From Raw Analytics to a Decision-Making Engine
A global asset manager had GA4 running across two properties but no way to turn it into decisions. We built a six-dashboard system, from discovery to v1.0, in two weeks — then handed it off for the team to run themselves.

Client: A global asset management firm, spanning its flagship site and a secondary strategy-specific property
Stack: GA4, Looker Studio, Microsoft Clarity
Timeline: Discovery to v1.0 in a couple of weeks
Engagement: Analytics architecture & dashboard suite (one-time build, personal handoff, detailed leave-behind)
The problem
The client's marketing and editorial teams had Google Analytics 4 running across two properties — the firm's main site and a secondary site for one of its investment strategies — but raw GA4 data doesn't answer the questions a content or marketing team actually has: Which articles are working? What are people searching for? Do employee bios drive anyone toward a fund page, or are they a dead end? Which pieces of content have quietly gone stale?
One example: the team had a filter/search feature live on the site and genuinely didn't know if anyone was using it, or how. No visibility into what people were actually searching or filtering for — just a feature sitting there on faith.
Without a system built to answer those questions, every content decision was a guess dressed up as a hunch.
What we built
Large Fraction designed and shipped a six-dashboard analytics suite that turns GA4's raw event data into a decision-making system the marketing and editorial teams can run themselves — no analyst required to interpret it.
1. Insights Hub Performance — Splits content health into two views: overall performance (views, engagement rate, true engagement time) and top entry points (which pages are actual front doors to the site). Cross-referencing the two instantly separates "acquisition champions" (content pulling people in from outside) from "internal discovery" pieces (content people find once they're already on-site).

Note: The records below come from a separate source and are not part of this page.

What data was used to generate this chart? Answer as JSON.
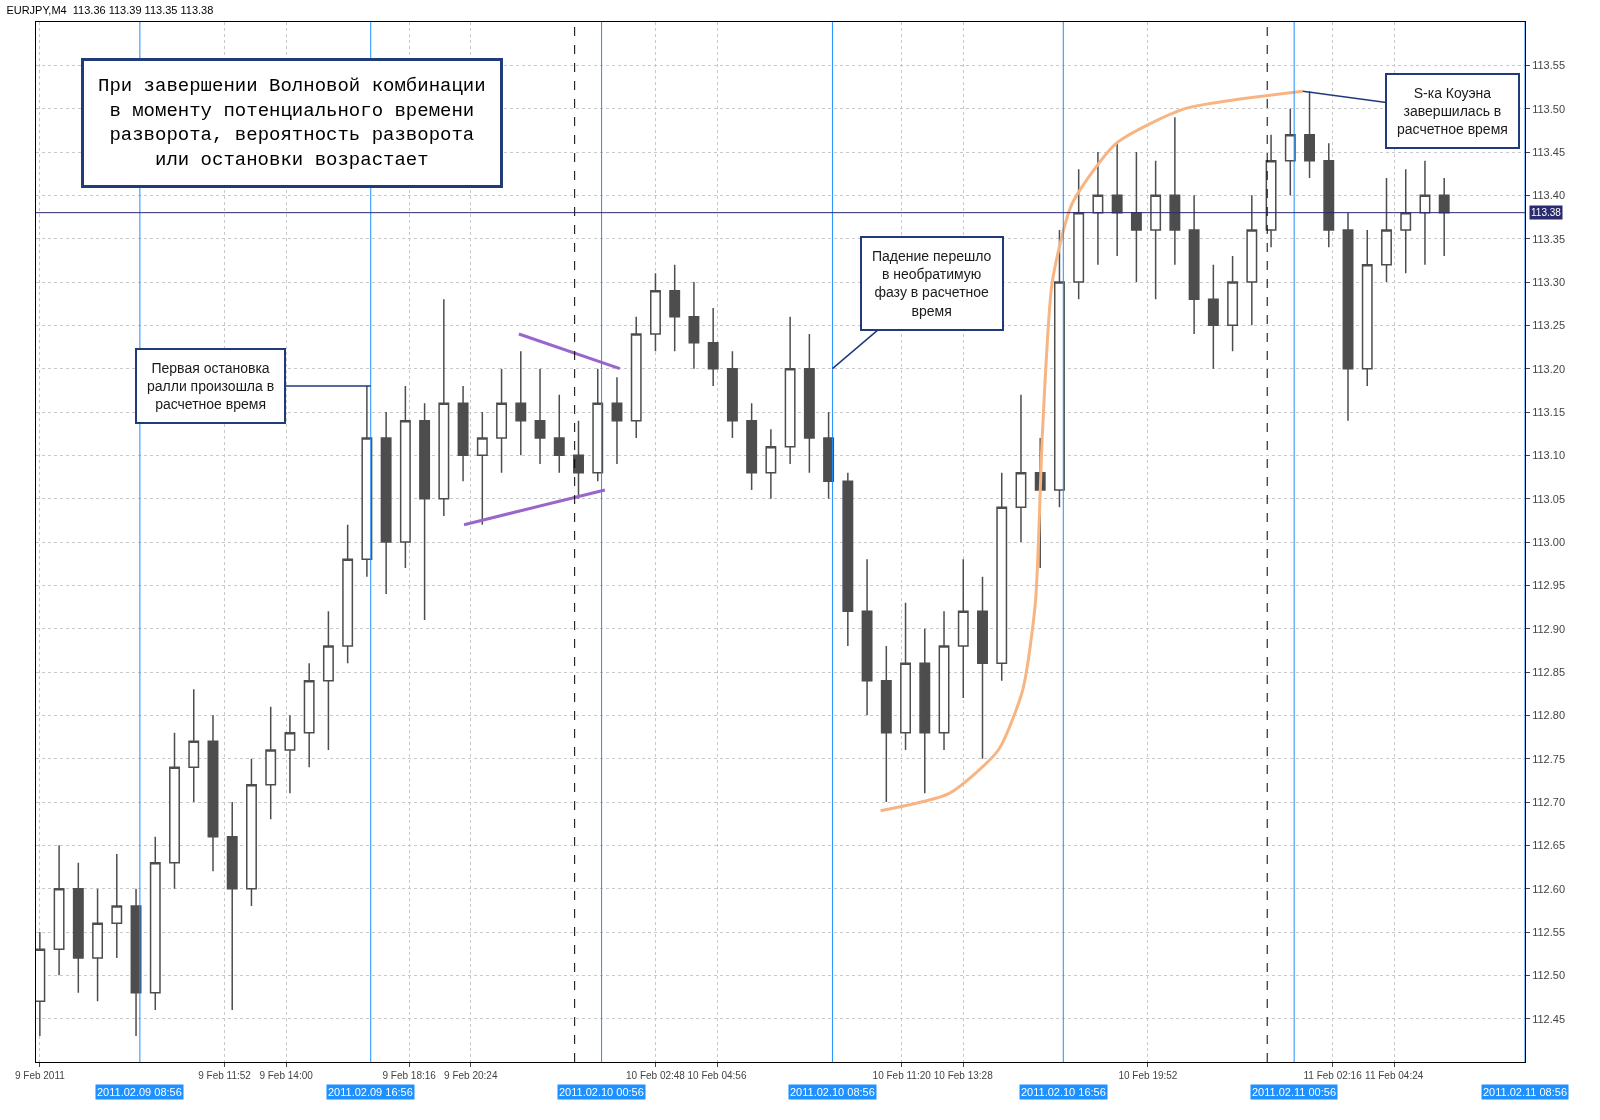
{
  "chart_data": {
    "type": "candlestick",
    "title": "EURJPY,M4  113.36 113.39 113.35 113.38",
    "annotations": [
      "При завершении Волновой комбинации\nв моменту потенциального времени\nразворота, вероятность разворота\nили остановки возрастает",
      {
        "text": "Первая остановка\nралли произошла в\nрасчетное время",
        "x": "2011-02-09T16:56",
        "y": 113.18
      },
      {
        "text": "Падение перешло\nв необратимую\nфазу в расчетное\nвремя",
        "x": "2011-02-10T08:56",
        "y": 113.2
      },
      {
        "text": "S-ка Коуэна\nзавершилась в\nрасчетное время",
        "x": "2011-02-11T01:14",
        "y": 113.52
      }
    ],
    "color": "#4d4d4d",
    "x": [
      "2011-02-09T05:28",
      "2011-02-09T06:08",
      "2011-02-09T06:48",
      "2011-02-09T07:28",
      "2011-02-09T08:08",
      "2011-02-09T08:48",
      "2011-02-09T09:28",
      "2011-02-09T10:08",
      "2011-02-09T10:48",
      "2011-02-09T11:28",
      "2011-02-09T12:08",
      "2011-02-09T12:48",
      "2011-02-09T13:28",
      "2011-02-09T14:08",
      "2011-02-09T14:48",
      "2011-02-09T15:28",
      "2011-02-09T16:08",
      "2011-02-09T16:48",
      "2011-02-09T17:28",
      "2011-02-09T18:08",
      "2011-02-09T18:48",
      "2011-02-09T19:28",
      "2011-02-09T20:08",
      "2011-02-09T20:48",
      "2011-02-09T21:28",
      "2011-02-09T22:08",
      "2011-02-09T22:48",
      "2011-02-09T23:28",
      "2011-02-10T00:08",
      "2011-02-10T00:48",
      "2011-02-10T01:28",
      "2011-02-10T02:08",
      "2011-02-10T02:48",
      "2011-02-10T03:28",
      "2011-02-10T04:08",
      "2011-02-10T04:48",
      "2011-02-10T05:28",
      "2011-02-10T06:08",
      "2011-02-10T06:48",
      "2011-02-10T07:28",
      "2011-02-10T08:08",
      "2011-02-10T08:48",
      "2011-02-10T09:28",
      "2011-02-10T10:08",
      "2011-02-10T10:48",
      "2011-02-10T11:28",
      "2011-02-10T12:08",
      "2011-02-10T12:48",
      "2011-02-10T13:28",
      "2011-02-10T14:08",
      "2011-02-10T14:48",
      "2011-02-10T15:28",
      "2011-02-10T16:08",
      "2011-02-10T16:48",
      "2011-02-10T17:28",
      "2011-02-10T18:08",
      "2011-02-10T18:48",
      "2011-02-10T19:28",
      "2011-02-10T20:08",
      "2011-02-10T20:48",
      "2011-02-10T21:28",
      "2011-02-10T22:08",
      "2011-02-10T22:48",
      "2011-02-10T23:28",
      "2011-02-11T00:08",
      "2011-02-11T00:48",
      "2011-02-11T01:28",
      "2011-02-11T02:08",
      "2011-02-11T02:48",
      "2011-02-11T03:28",
      "2011-02-11T04:08",
      "2011-02-11T04:48",
      "2011-02-11T05:28",
      "2011-02-11T06:08"
    ],
    "ohlc": [
      [
        112.47,
        112.55,
        112.43,
        112.53
      ],
      [
        112.53,
        112.65,
        112.5,
        112.6
      ],
      [
        112.6,
        112.63,
        112.48,
        112.52
      ],
      [
        112.52,
        112.6,
        112.47,
        112.56
      ],
      [
        112.56,
        112.64,
        112.52,
        112.58
      ],
      [
        112.58,
        112.6,
        112.43,
        112.48
      ],
      [
        112.48,
        112.66,
        112.46,
        112.63
      ],
      [
        112.63,
        112.78,
        112.6,
        112.74
      ],
      [
        112.74,
        112.83,
        112.7,
        112.77
      ],
      [
        112.77,
        112.8,
        112.62,
        112.66
      ],
      [
        112.66,
        112.7,
        112.46,
        112.6
      ],
      [
        112.6,
        112.75,
        112.58,
        112.72
      ],
      [
        112.72,
        112.81,
        112.68,
        112.76
      ],
      [
        112.76,
        112.8,
        112.71,
        112.78
      ],
      [
        112.78,
        112.86,
        112.74,
        112.84
      ],
      [
        112.84,
        112.92,
        112.76,
        112.88
      ],
      [
        112.88,
        113.02,
        112.86,
        112.98
      ],
      [
        112.98,
        113.18,
        112.96,
        113.12
      ],
      [
        113.12,
        113.15,
        112.94,
        113.0
      ],
      [
        113.0,
        113.18,
        112.97,
        113.14
      ],
      [
        113.14,
        113.16,
        112.91,
        113.05
      ],
      [
        113.05,
        113.28,
        113.03,
        113.16
      ],
      [
        113.16,
        113.18,
        113.07,
        113.1
      ],
      [
        113.1,
        113.15,
        113.02,
        113.12
      ],
      [
        113.12,
        113.2,
        113.08,
        113.16
      ],
      [
        113.16,
        113.22,
        113.1,
        113.14
      ],
      [
        113.14,
        113.2,
        113.09,
        113.12
      ],
      [
        113.12,
        113.17,
        113.08,
        113.1
      ],
      [
        113.1,
        113.14,
        113.05,
        113.08
      ],
      [
        113.08,
        113.2,
        113.07,
        113.16
      ],
      [
        113.16,
        113.19,
        113.09,
        113.14
      ],
      [
        113.14,
        113.26,
        113.12,
        113.24
      ],
      [
        113.24,
        113.31,
        113.22,
        113.29
      ],
      [
        113.29,
        113.32,
        113.22,
        113.26
      ],
      [
        113.26,
        113.3,
        113.2,
        113.23
      ],
      [
        113.23,
        113.27,
        113.18,
        113.2
      ],
      [
        113.2,
        113.22,
        113.12,
        113.14
      ],
      [
        113.14,
        113.16,
        113.06,
        113.08
      ],
      [
        113.08,
        113.13,
        113.05,
        113.11
      ],
      [
        113.11,
        113.26,
        113.09,
        113.2
      ],
      [
        113.2,
        113.24,
        113.08,
        113.12
      ],
      [
        113.12,
        113.15,
        113.05,
        113.07
      ],
      [
        113.07,
        113.08,
        112.88,
        112.92
      ],
      [
        112.92,
        112.98,
        112.8,
        112.84
      ],
      [
        112.84,
        112.88,
        112.7,
        112.78
      ],
      [
        112.78,
        112.93,
        112.76,
        112.86
      ],
      [
        112.86,
        112.9,
        112.71,
        112.78
      ],
      [
        112.78,
        112.92,
        112.76,
        112.88
      ],
      [
        112.88,
        112.98,
        112.82,
        112.92
      ],
      [
        112.92,
        112.96,
        112.75,
        112.86
      ],
      [
        112.86,
        113.08,
        112.84,
        113.04
      ],
      [
        113.04,
        113.17,
        113.0,
        113.08
      ],
      [
        113.08,
        113.12,
        112.97,
        113.06
      ],
      [
        113.06,
        113.36,
        113.04,
        113.3
      ],
      [
        113.3,
        113.43,
        113.28,
        113.38
      ],
      [
        113.38,
        113.45,
        113.32,
        113.4
      ],
      [
        113.4,
        113.46,
        113.33,
        113.38
      ],
      [
        113.38,
        113.45,
        113.3,
        113.36
      ],
      [
        113.36,
        113.44,
        113.28,
        113.4
      ],
      [
        113.4,
        113.49,
        113.32,
        113.36
      ],
      [
        113.36,
        113.4,
        113.24,
        113.28
      ],
      [
        113.28,
        113.32,
        113.2,
        113.25
      ],
      [
        113.25,
        113.33,
        113.22,
        113.3
      ],
      [
        113.3,
        113.4,
        113.25,
        113.36
      ],
      [
        113.36,
        113.47,
        113.34,
        113.44
      ],
      [
        113.44,
        113.5,
        113.4,
        113.47
      ],
      [
        113.47,
        113.52,
        113.42,
        113.44
      ],
      [
        113.44,
        113.46,
        113.34,
        113.36
      ],
      [
        113.36,
        113.38,
        113.14,
        113.2
      ],
      [
        113.2,
        113.36,
        113.18,
        113.32
      ],
      [
        113.32,
        113.42,
        113.3,
        113.36
      ],
      [
        113.36,
        113.43,
        113.31,
        113.38
      ],
      [
        113.38,
        113.44,
        113.32,
        113.4
      ],
      [
        113.4,
        113.42,
        113.33,
        113.38
      ]
    ],
    "series": [
      {
        "type": "line",
        "color": "#9966cc",
        "x": [
          "2011-02-09T22:04",
          "2011-02-10T01:34"
        ],
        "values": [
          113.24,
          113.2
        ]
      },
      {
        "type": "line",
        "color": "#9966cc",
        "x": [
          "2011-02-09T20:10",
          "2011-02-10T01:03"
        ],
        "values": [
          113.02,
          113.06
        ]
      },
      {
        "type": "line",
        "color": "#f7b583",
        "x": [
          "2011-02-10T10:36",
          "2011-02-10T12:59",
          "2011-02-10T14:41",
          "2011-02-10T15:32",
          "2011-02-10T15:58",
          "2011-02-10T16:13",
          "2011-02-10T16:33",
          "2011-02-10T17:14",
          "2011-02-10T18:46",
          "2011-02-10T21:09",
          "2011-02-11T01:14"
        ],
        "values": [
          112.69,
          112.71,
          112.76,
          112.83,
          112.93,
          113.13,
          113.3,
          113.39,
          113.46,
          113.5,
          113.52
        ]
      }
    ],
    "xlim": [
      "2011-02-09T05:20",
      "2011-02-11T08:56"
    ],
    "xticks": [
      {
        "value": "2011-02-09T05:28",
        "label": "9 Feb 2011"
      },
      {
        "value": "2011-02-09T11:52",
        "label": "9 Feb 11:52"
      },
      {
        "value": "2011-02-09T14:00",
        "label": "9 Feb 14:00"
      },
      {
        "value": "2011-02-09T18:16",
        "label": "9 Feb 18:16"
      },
      {
        "value": "2011-02-09T20:24",
        "label": "9 Feb 20:24"
      },
      {
        "value": "2011-02-10T02:48",
        "label": "10 Feb 02:48"
      },
      {
        "value": "2011-02-10T04:56",
        "label": "10 Feb 04:56"
      },
      {
        "value": "2011-02-10T11:20",
        "label": "10 Feb 11:20"
      },
      {
        "value": "2011-02-10T13:28",
        "label": "10 Feb 13:28"
      },
      {
        "value": "2011-02-10T19:52",
        "label": "10 Feb 19:52"
      },
      {
        "value": "2011-02-11T02:16",
        "label": "11 Feb 02:16"
      },
      {
        "value": "2011-02-11T04:24",
        "label": "11 Feb 04:24"
      }
    ],
    "ylim": [
      112.4,
      113.6
    ],
    "yticks": [
      112.45,
      {
        "value": 112.5,
        "label": "112.50"
      },
      112.55,
      {
        "value": 112.6,
        "label": "112.60"
      },
      112.65,
      {
        "value": 112.7,
        "label": "112.70"
      },
      112.75,
      {
        "value": 112.8,
        "label": "112.80"
      },
      112.85,
      {
        "value": 112.9,
        "label": "112.90"
      },
      112.95,
      {
        "value": 113,
        "label": "113.00"
      },
      113.05,
      {
        "value": 113.1,
        "label": "113.10"
      },
      113.15,
      {
        "value": 113.2,
        "label": "113.20"
      },
      113.25,
      {
        "value": 113.3,
        "label": "113.30"
      },
      113.35,
      {
        "value": 113.4,
        "label": "113.40"
      },
      113.45,
      {
        "value": 113.5,
        "label": "113.50"
      },
      113.55
    ],
    "ref_lines": [
      {
        "axis": "x",
        "value": "2011-02-09T08:56",
        "label": "2011.02.09 08:56",
        "color": "#1e90ff"
      },
      {
        "axis": "x",
        "value": "2011-02-09T16:56",
        "label": "2011.02.09 16:56",
        "color": "#1e90ff"
      },
      {
        "axis": "x",
        "value": "2011-02-10T00:56",
        "label": "2011.02.10 00:56",
        "color": "#1e90ff"
      },
      {
        "axis": "x",
        "value": "2011-02-10T08:56",
        "label": "2011.02.10 08:56",
        "color": "#1e90ff"
      },
      {
        "axis": "x",
        "value": "2011-02-10T16:56",
        "label": "2011.02.10 16:56",
        "color": "#1e90ff"
      },
      {
        "axis": "x",
        "value": "2011-02-11T00:56",
        "label": "2011.02.11 00:56",
        "color": "#1e90ff"
      },
      {
        "axis": "x",
        "value": "2011-02-11T08:56",
        "label": "2011.02.11 08:56",
        "color": "#1e90ff"
      },
      {
        "axis": "x",
        "value": "2011-02-10T00:00",
        "color": "#000000",
        "line_style": "dashed"
      },
      {
        "axis": "x",
        "value": "2011-02-11T00:00",
        "color": "#000000",
        "line_style": "dashed"
      },
      {
        "axis": "y",
        "value": 113.38,
        "label": "113.38",
        "color": "#2a2a6e"
      }
    ],
    "grid": true
  }
}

2. Thought Leadership Search & Filter Trends — Tracks active intent, not passive browsing: which topics, asset classes, and investment teams users deliberately filter or search for. A custom-built signal for where content demand is highest — and where the taxonomy doesn't match how users actually search (e.g., users typing "inflation" for content tagged "Macro Economics").
3. Employee Bio & Journey Analysis — Follows the "next step" after someone reads a staff bio: do they move to a fund page (high commercial intent), loop back into thought leadership (credibility building), or hit a dead end? Gives the team a clear, evidence-based case for adding next-step links to bio templates.

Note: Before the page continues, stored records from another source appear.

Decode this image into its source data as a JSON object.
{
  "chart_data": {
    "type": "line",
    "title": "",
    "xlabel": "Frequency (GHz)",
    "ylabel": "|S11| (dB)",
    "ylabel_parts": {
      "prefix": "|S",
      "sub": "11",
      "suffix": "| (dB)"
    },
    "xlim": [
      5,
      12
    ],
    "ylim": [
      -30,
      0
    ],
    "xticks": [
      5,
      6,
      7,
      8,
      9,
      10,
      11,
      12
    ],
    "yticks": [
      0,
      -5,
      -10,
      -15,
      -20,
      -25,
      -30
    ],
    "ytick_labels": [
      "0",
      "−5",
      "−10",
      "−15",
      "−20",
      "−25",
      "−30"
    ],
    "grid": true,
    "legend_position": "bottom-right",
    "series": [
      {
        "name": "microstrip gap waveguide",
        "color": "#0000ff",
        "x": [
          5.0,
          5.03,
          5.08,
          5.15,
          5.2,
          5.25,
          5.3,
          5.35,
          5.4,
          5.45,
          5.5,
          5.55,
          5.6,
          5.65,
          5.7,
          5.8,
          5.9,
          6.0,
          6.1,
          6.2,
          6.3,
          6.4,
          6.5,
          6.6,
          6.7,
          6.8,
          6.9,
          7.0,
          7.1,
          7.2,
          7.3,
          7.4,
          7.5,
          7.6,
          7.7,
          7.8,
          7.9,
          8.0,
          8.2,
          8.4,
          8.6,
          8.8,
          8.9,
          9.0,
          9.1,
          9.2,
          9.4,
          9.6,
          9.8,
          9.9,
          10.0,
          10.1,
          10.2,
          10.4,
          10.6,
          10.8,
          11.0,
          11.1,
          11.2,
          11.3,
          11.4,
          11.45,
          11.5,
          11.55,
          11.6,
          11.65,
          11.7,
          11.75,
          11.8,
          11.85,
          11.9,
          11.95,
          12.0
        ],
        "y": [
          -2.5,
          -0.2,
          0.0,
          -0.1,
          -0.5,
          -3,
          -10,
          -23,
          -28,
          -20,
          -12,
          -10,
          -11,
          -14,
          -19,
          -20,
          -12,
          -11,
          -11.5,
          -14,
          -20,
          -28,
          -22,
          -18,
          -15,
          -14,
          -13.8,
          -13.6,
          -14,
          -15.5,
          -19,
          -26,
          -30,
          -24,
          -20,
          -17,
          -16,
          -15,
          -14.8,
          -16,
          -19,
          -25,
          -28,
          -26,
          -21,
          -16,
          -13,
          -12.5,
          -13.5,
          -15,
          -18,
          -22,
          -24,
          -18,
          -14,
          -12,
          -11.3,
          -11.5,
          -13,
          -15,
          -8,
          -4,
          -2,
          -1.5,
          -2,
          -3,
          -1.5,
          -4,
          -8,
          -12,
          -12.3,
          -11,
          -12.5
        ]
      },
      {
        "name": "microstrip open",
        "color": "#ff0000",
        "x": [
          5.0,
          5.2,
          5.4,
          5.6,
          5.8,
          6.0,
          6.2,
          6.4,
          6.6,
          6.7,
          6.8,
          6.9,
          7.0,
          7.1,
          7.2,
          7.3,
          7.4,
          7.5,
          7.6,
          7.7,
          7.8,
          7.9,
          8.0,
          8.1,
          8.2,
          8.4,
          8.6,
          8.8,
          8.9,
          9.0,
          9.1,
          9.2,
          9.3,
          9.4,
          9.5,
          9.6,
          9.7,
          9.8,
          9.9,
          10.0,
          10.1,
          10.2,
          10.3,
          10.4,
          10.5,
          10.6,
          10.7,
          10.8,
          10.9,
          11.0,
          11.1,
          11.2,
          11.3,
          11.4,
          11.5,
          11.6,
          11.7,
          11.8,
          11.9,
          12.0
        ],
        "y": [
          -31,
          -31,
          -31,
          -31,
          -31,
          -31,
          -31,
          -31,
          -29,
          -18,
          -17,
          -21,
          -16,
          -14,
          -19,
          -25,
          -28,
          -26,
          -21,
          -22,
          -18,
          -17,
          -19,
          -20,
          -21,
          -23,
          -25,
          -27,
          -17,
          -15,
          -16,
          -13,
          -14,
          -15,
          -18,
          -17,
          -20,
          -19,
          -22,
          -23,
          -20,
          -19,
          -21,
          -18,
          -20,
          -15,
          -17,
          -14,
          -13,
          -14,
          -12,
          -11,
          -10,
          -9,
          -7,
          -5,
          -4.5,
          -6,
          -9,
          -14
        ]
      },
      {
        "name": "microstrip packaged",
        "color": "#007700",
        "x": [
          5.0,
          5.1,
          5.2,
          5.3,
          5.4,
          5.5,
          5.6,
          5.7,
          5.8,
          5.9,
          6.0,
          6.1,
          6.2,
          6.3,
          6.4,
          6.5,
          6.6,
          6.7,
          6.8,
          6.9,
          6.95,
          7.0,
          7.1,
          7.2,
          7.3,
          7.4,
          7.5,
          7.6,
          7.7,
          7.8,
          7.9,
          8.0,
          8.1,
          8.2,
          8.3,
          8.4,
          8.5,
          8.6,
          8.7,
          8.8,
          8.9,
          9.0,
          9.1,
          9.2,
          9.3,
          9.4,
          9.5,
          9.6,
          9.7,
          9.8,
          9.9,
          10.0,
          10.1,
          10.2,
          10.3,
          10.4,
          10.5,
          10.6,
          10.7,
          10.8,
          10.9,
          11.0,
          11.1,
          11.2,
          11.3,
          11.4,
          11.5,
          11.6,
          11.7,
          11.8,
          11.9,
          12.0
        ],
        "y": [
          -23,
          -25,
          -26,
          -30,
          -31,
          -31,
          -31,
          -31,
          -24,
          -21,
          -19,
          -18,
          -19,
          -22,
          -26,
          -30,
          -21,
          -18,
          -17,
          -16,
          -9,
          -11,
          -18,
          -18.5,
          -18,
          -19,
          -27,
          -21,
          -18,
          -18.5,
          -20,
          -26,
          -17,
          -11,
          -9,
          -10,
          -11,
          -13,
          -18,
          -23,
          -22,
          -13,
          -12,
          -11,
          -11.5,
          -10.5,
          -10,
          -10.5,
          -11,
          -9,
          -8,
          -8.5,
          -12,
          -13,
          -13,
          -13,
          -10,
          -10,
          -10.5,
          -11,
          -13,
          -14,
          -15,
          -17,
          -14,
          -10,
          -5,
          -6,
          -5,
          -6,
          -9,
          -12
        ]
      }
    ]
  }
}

4 & 5. Content Decay Analysis (Main Site + Secondary Site) — An interactive, URL-level time series that overlays traffic against engagement rate for any piece of content. It distinguishes two very different problems that look identical from views alone: content that's still excellent but no longer being distributed, versus content that's genuinely gone stale and needs a real refresh.
6. Secondary Site PDF Leaderboard — Ranks downloadable assets by actual download volume — the highest-intent action GA4 tracks. Surfaces which whitepapers and reports are worth repurposing into LinkedIn posts, email sends, or short videos.
The approach
Each dashboard was built around a specific operational question, not a generic metrics dump — the difference between a report someone glances at once and a tool a team actually uses every week. Custom event tracking was engineered on top of native GA4 data (filter interactions, bio-to-next-page journeys, content decay over time) to capture the behaviors that matter but that GA4 doesn't surface out of the box.
Just as important: the suite shipped with a full strategic guide — not just definitions of what each metric means, but plain guidance on how to read combinations of signals and what action each pattern should trigger. The goal wasn't to hand over dashboards; it was to hand over judgment the team could exercise without waiting on an outside analyst.
The outcome
Version 1.0 is live in production, giving the marketing and editorial teams a consistent, shared view into how content, people pages, and downloadable assets are performing across both properties — replacing scattered, ad hoc GA4 digging with a system built to be checked, trusted, and acted on.
The architecture is built to evolve: as the team develops new questions or launches new content initiatives, the dashboard suite extends to answer them.
The engagement was a one-time build, not a retainer — the team was handed the dashboards along with a detailed leave-behind guide, so they can run and interpret the system themselves without waiting on an outside analyst.